1959年。昭和でいえば34年の大会は、中京商(現・中京大中京)と岐阜商(以下、県岐阜商)が決勝を戦ったのだが、テレビ中継が始まって以降の甲子園大会で唯一、放映されなかった。当時の皇太子、つまり現在の上皇さまご夫妻のご成婚と重なってしまったからだ。
NHK、民放問わず、全局がロイヤルウエディングの模様を生中継。地上波のみの当時では、さすがの選抜も誰にも注目されることはなかったというわけだ。
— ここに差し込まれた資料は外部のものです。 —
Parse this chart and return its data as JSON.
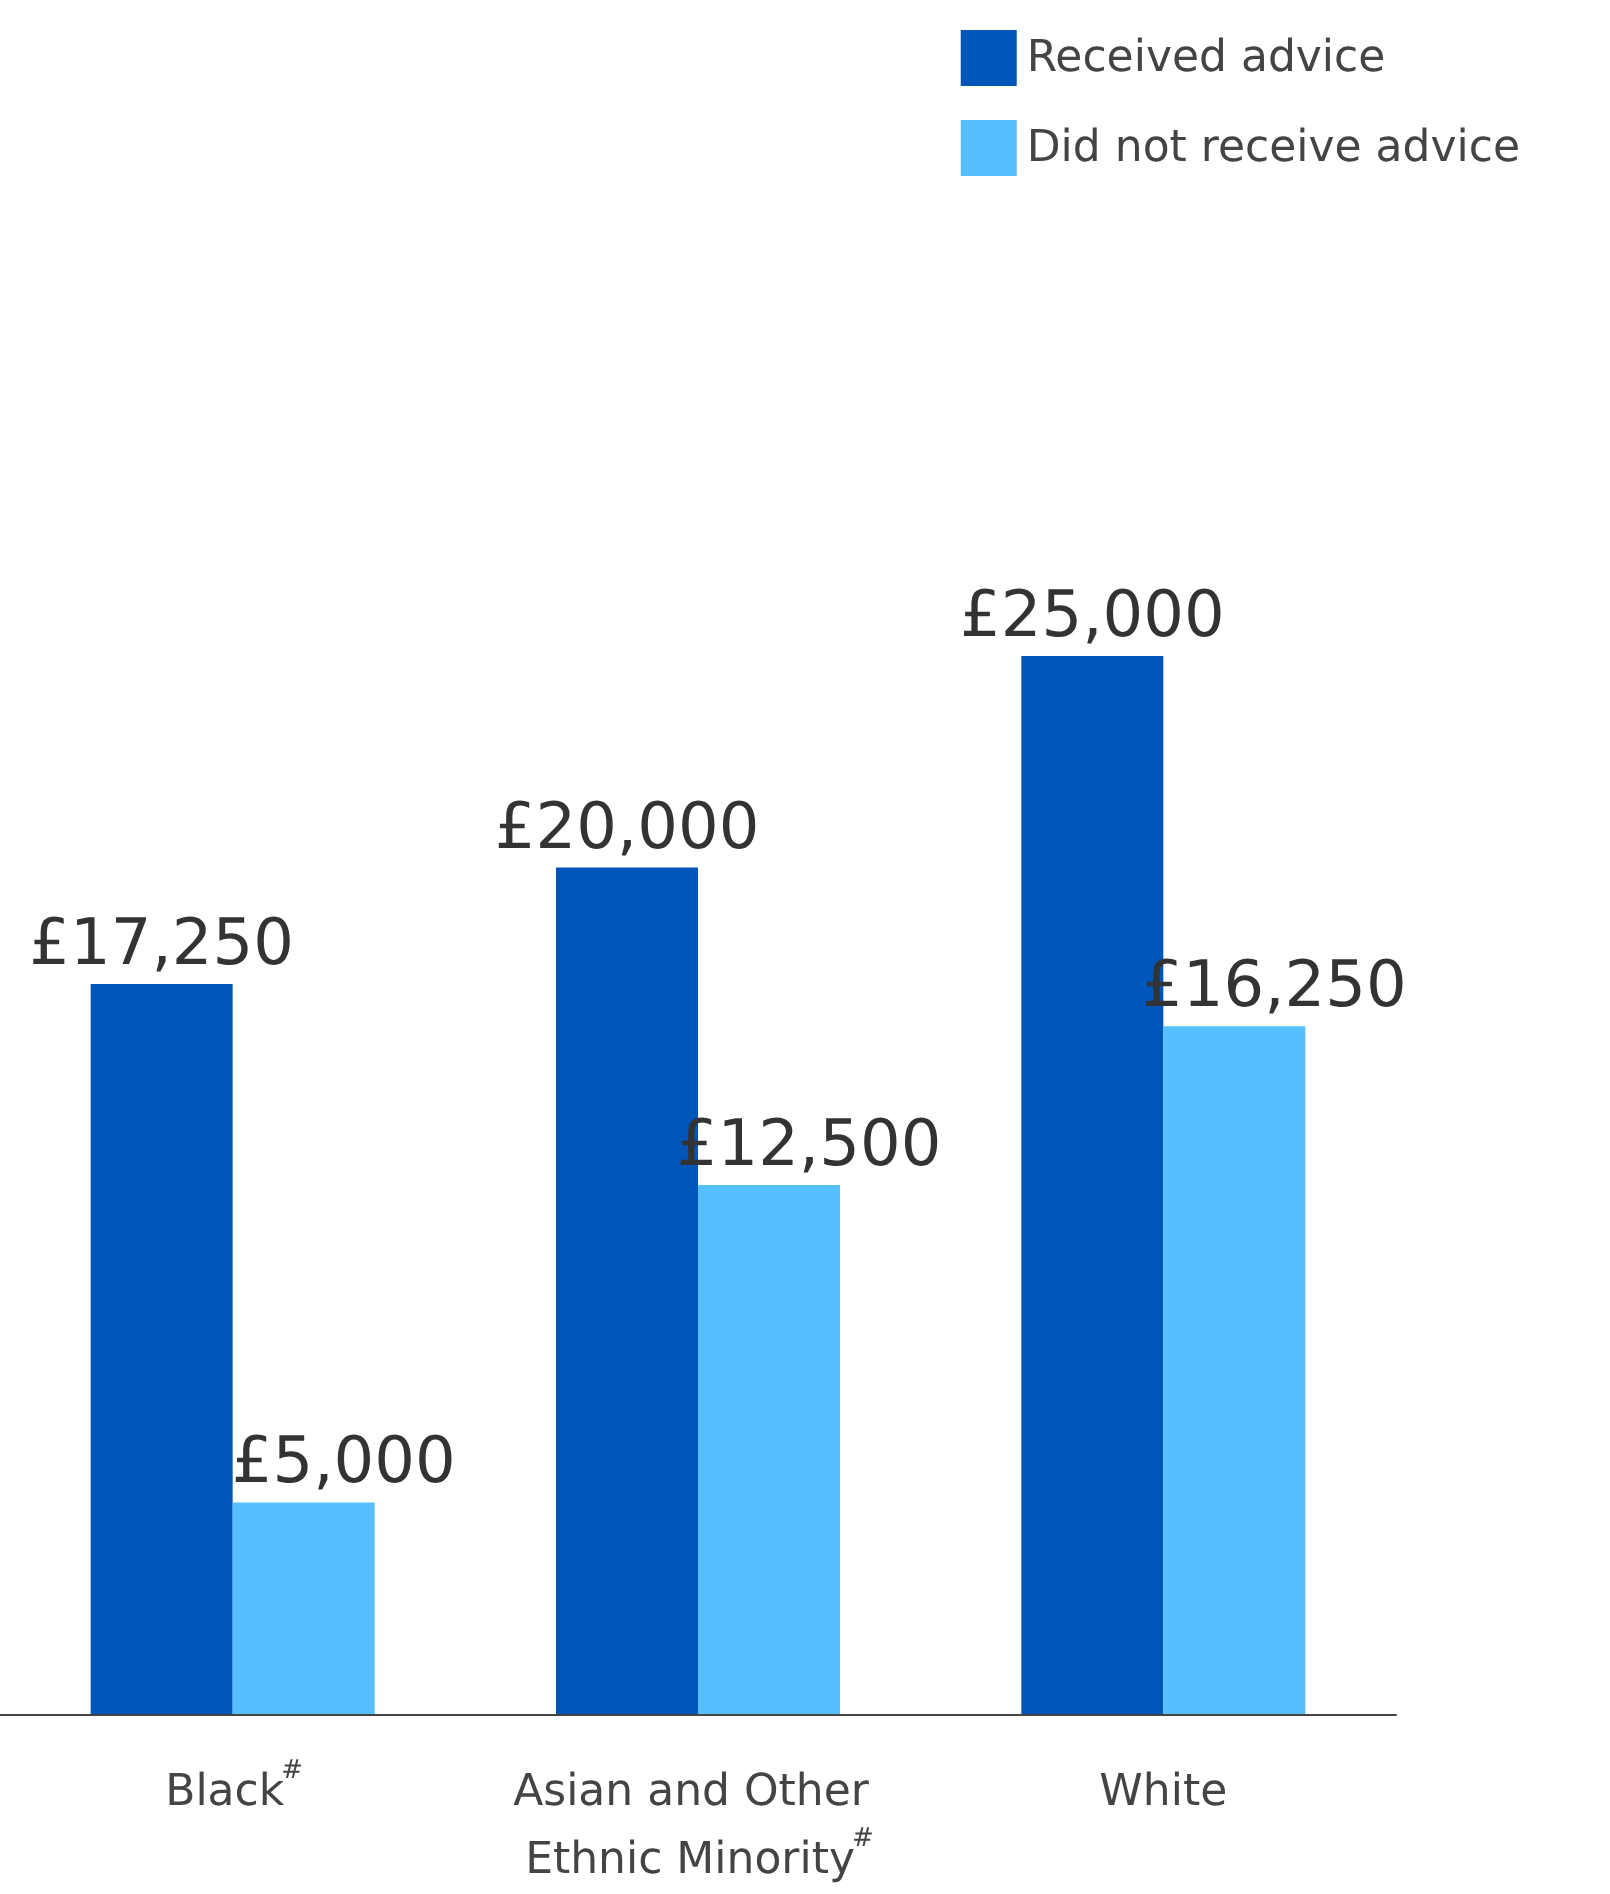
{
  "chart_data": {
    "type": "bar",
    "categories": [
      "Black$^{#}$",
      "Asian and Other Ethnic Minority$^{#}$",
      "White"
    ],
    "series": [
      {
        "name": "Received advice",
        "color": "#0055b8",
        "values": [
          17250,
          20000,
          25000
        ],
        "value_labels": [
          "£17,250",
          "£20,000",
          "£25,000"
        ]
      },
      {
        "name": "Did not receive advice",
        "color": "#55bfff",
        "values": [
          5000,
          12500,
          16250
        ],
        "value_labels": [
          "£5,000",
          "£12,500",
          "£16,250"
        ]
      }
    ],
    "legend": "top right",
    "grid": false
  }
}
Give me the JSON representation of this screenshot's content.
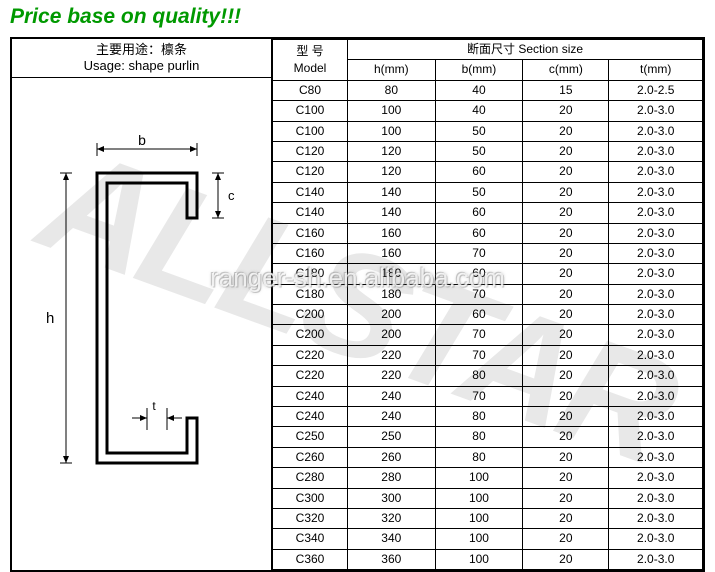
{
  "title": "Price base on quality!!!",
  "usage_header_cn": "主要用途：檩条",
  "usage_header_en": "Usage: shape purlin",
  "table": {
    "header_model_cn": "型 号",
    "header_model_en": "Model",
    "header_section_cn": "断面尺寸",
    "header_section_en": "Section size",
    "columns": [
      "h(mm)",
      "b(mm)",
      "c(mm)",
      "t(mm)"
    ],
    "rows": [
      [
        "C80",
        "80",
        "40",
        "15",
        "2.0-2.5"
      ],
      [
        "C100",
        "100",
        "40",
        "20",
        "2.0-3.0"
      ],
      [
        "C100",
        "100",
        "50",
        "20",
        "2.0-3.0"
      ],
      [
        "C120",
        "120",
        "50",
        "20",
        "2.0-3.0"
      ],
      [
        "C120",
        "120",
        "60",
        "20",
        "2.0-3.0"
      ],
      [
        "C140",
        "140",
        "50",
        "20",
        "2.0-3.0"
      ],
      [
        "C140",
        "140",
        "60",
        "20",
        "2.0-3.0"
      ],
      [
        "C160",
        "160",
        "60",
        "20",
        "2.0-3.0"
      ],
      [
        "C160",
        "160",
        "70",
        "20",
        "2.0-3.0"
      ],
      [
        "C180",
        "180",
        "60",
        "20",
        "2.0-3.0"
      ],
      [
        "C180",
        "180",
        "70",
        "20",
        "2.0-3.0"
      ],
      [
        "C200",
        "200",
        "60",
        "20",
        "2.0-3.0"
      ],
      [
        "C200",
        "200",
        "70",
        "20",
        "2.0-3.0"
      ],
      [
        "C220",
        "220",
        "70",
        "20",
        "2.0-3.0"
      ],
      [
        "C220",
        "220",
        "80",
        "20",
        "2.0-3.0"
      ],
      [
        "C240",
        "240",
        "70",
        "20",
        "2.0-3.0"
      ],
      [
        "C240",
        "240",
        "80",
        "20",
        "2.0-3.0"
      ],
      [
        "C250",
        "250",
        "80",
        "20",
        "2.0-3.0"
      ],
      [
        "C260",
        "260",
        "80",
        "20",
        "2.0-3.0"
      ],
      [
        "C280",
        "280",
        "100",
        "20",
        "2.0-3.0"
      ],
      [
        "C300",
        "300",
        "100",
        "20",
        "2.0-3.0"
      ],
      [
        "C320",
        "320",
        "100",
        "20",
        "2.0-3.0"
      ],
      [
        "C340",
        "340",
        "100",
        "20",
        "2.0-3.0"
      ],
      [
        "C360",
        "360",
        "100",
        "20",
        "2.0-3.0"
      ]
    ]
  },
  "diagram": {
    "labels": {
      "h": "h",
      "b": "b",
      "c": "c",
      "t": "t"
    },
    "stroke": "#000000",
    "stroke_width": 3,
    "dim_stroke_width": 1
  },
  "watermark_bg": "ALLSTAR",
  "watermark_fg": "ranger-sh.en.alibaba.com",
  "colors": {
    "title": "#009900",
    "border": "#000000",
    "bg": "#ffffff",
    "watermark_bg": "#e8e8e8"
  }
}
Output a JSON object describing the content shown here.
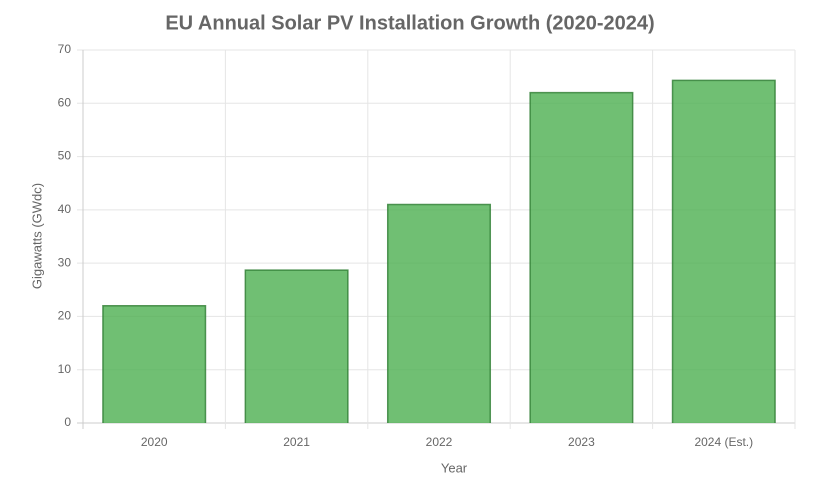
{
  "chart_data": {
    "type": "bar",
    "title": "EU Annual Solar PV Installation Growth (2020-2024)",
    "x_label": "Year",
    "y_label": "Gigawatts (GWdc)",
    "categories": [
      "2020",
      "2021",
      "2022",
      "2023",
      "2024 (Est.)"
    ],
    "values": [
      22,
      28.7,
      41,
      62,
      64.3
    ],
    "color": "#4caf50",
    "ylim": [
      0,
      70
    ],
    "yticks": [
      0,
      10,
      20,
      30,
      40,
      50,
      60,
      70
    ],
    "grid": true
  }
}
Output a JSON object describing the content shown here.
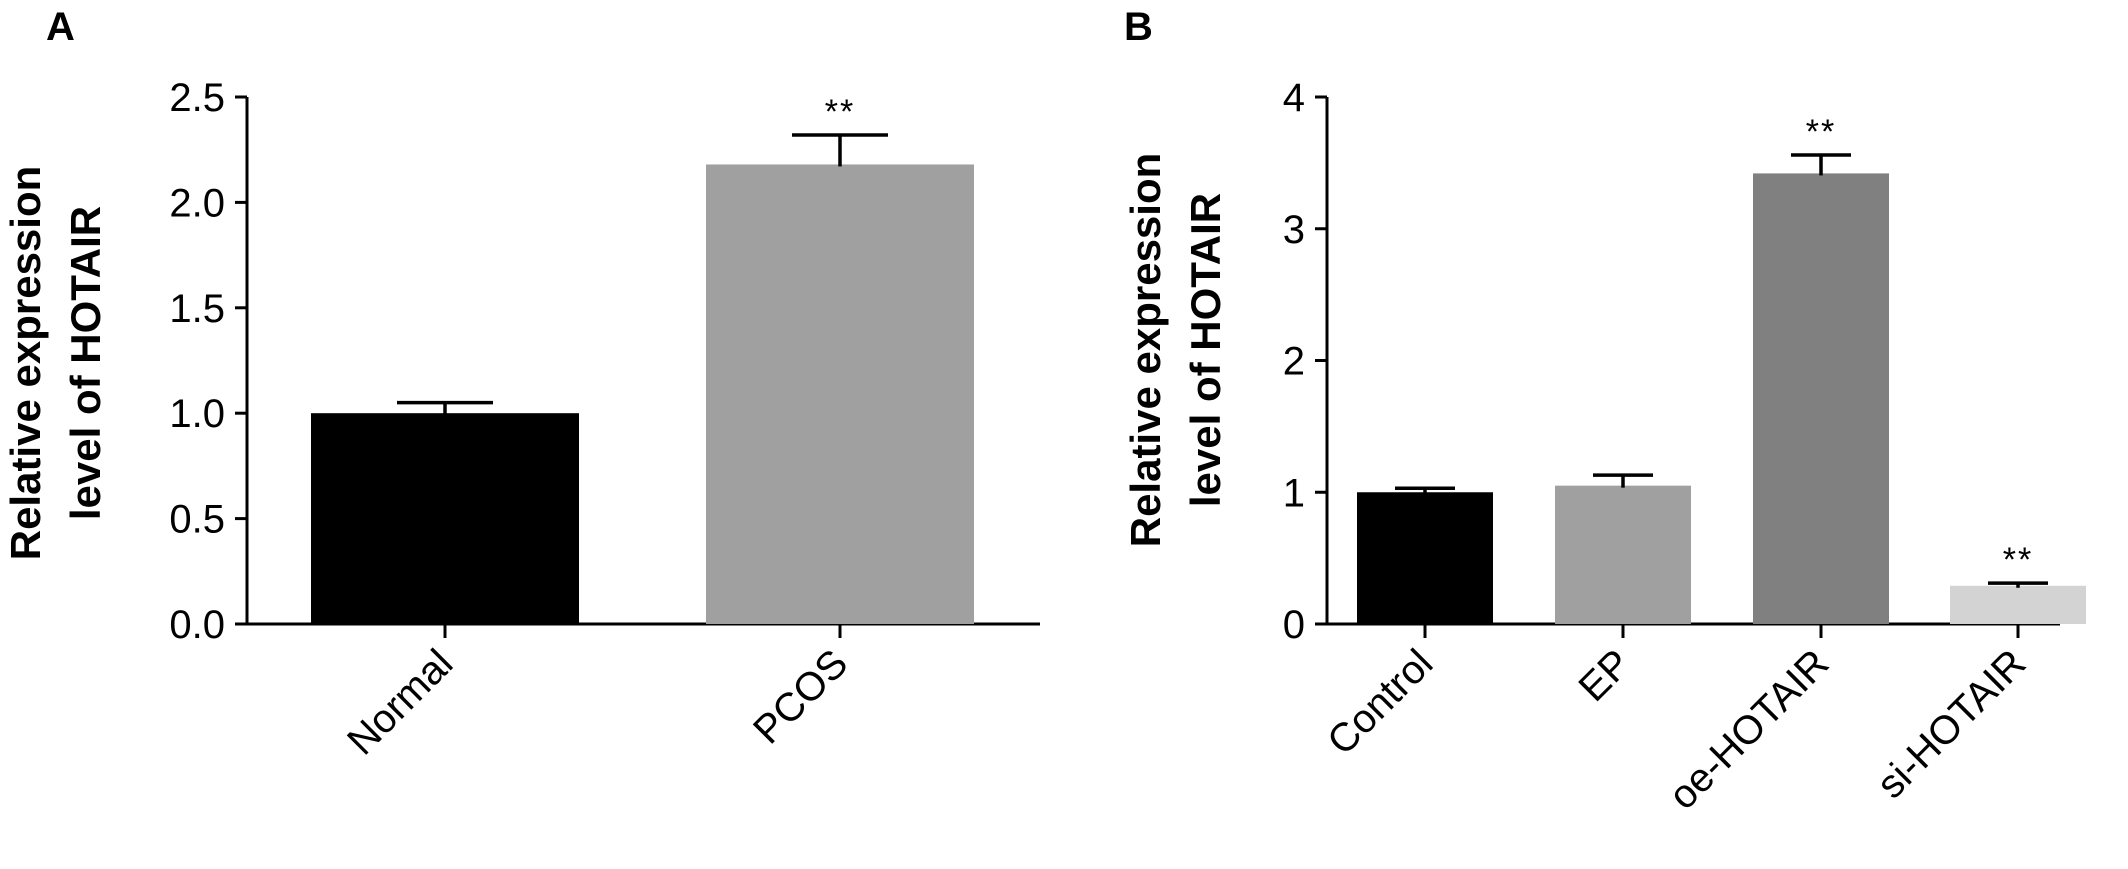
{
  "chart_data": [
    {
      "type": "bar",
      "panel": "A",
      "ylabel_lines": [
        "Relative expression",
        "level of HOTAIR"
      ],
      "categories": [
        "Normal",
        "PCOS"
      ],
      "values": [
        1.0,
        2.18
      ],
      "errors": [
        0.05,
        0.14
      ],
      "significance": [
        "",
        "**"
      ],
      "colors": [
        "#000000",
        "#a0a0a0"
      ],
      "ylim": [
        0,
        2.5
      ],
      "yticks": [
        0.0,
        0.5,
        1.0,
        1.5,
        2.0,
        2.5
      ],
      "ytick_labels": [
        "0.0",
        "0.5",
        "1.0",
        "1.5",
        "2.0",
        "2.5"
      ],
      "grid": false
    },
    {
      "type": "bar",
      "panel": "B",
      "ylabel_lines": [
        "Relative expression",
        "level of HOTAIR"
      ],
      "categories": [
        "Control",
        "EP",
        "oe-HOTAIR",
        "si-HOTAIR"
      ],
      "values": [
        1.0,
        1.05,
        3.42,
        0.29
      ],
      "errors": [
        0.03,
        0.08,
        0.14,
        0.02
      ],
      "significance": [
        "",
        "",
        "**",
        "**"
      ],
      "colors": [
        "#000000",
        "#a0a0a0",
        "#808080",
        "#d3d3d3"
      ],
      "ylim": [
        0,
        4
      ],
      "yticks": [
        0,
        1,
        2,
        3,
        4
      ],
      "ytick_labels": [
        "0",
        "1",
        "2",
        "3",
        "4"
      ],
      "grid": false
    }
  ]
}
隣県対決は3-2で中京商が逃げ切り、3度目の紫紺の大旗をつかんだ。そして敗れた県岐阜商には、のちに野球界のレジェンドとなる選手がいた。
「私にとっては非常に思い出深い試合です。もちろん、テレビ中継がないのは当たり前。世の中はご成婚一色なんだから。そのことよりも、リードしていたからね。雨が降っていなければ勝てたんじゃないか。そう思ったわけですよ」
今年1月に急逝したミスタードラゴンズ・高木守道氏の生前の言葉である。
県岐阜商の主将であり3番。ほろ苦い青春時代の敗戦だが、当初のスケジュールでは4月8日が決勝戦だった。ご成婚を見越して降雨強行され、3回までは県岐阜商が1-0でリード。ところが雨脚が強まり、ノーゲームになった。翌9日も雨天順延。ついに10日のご成婚と重なってしまった。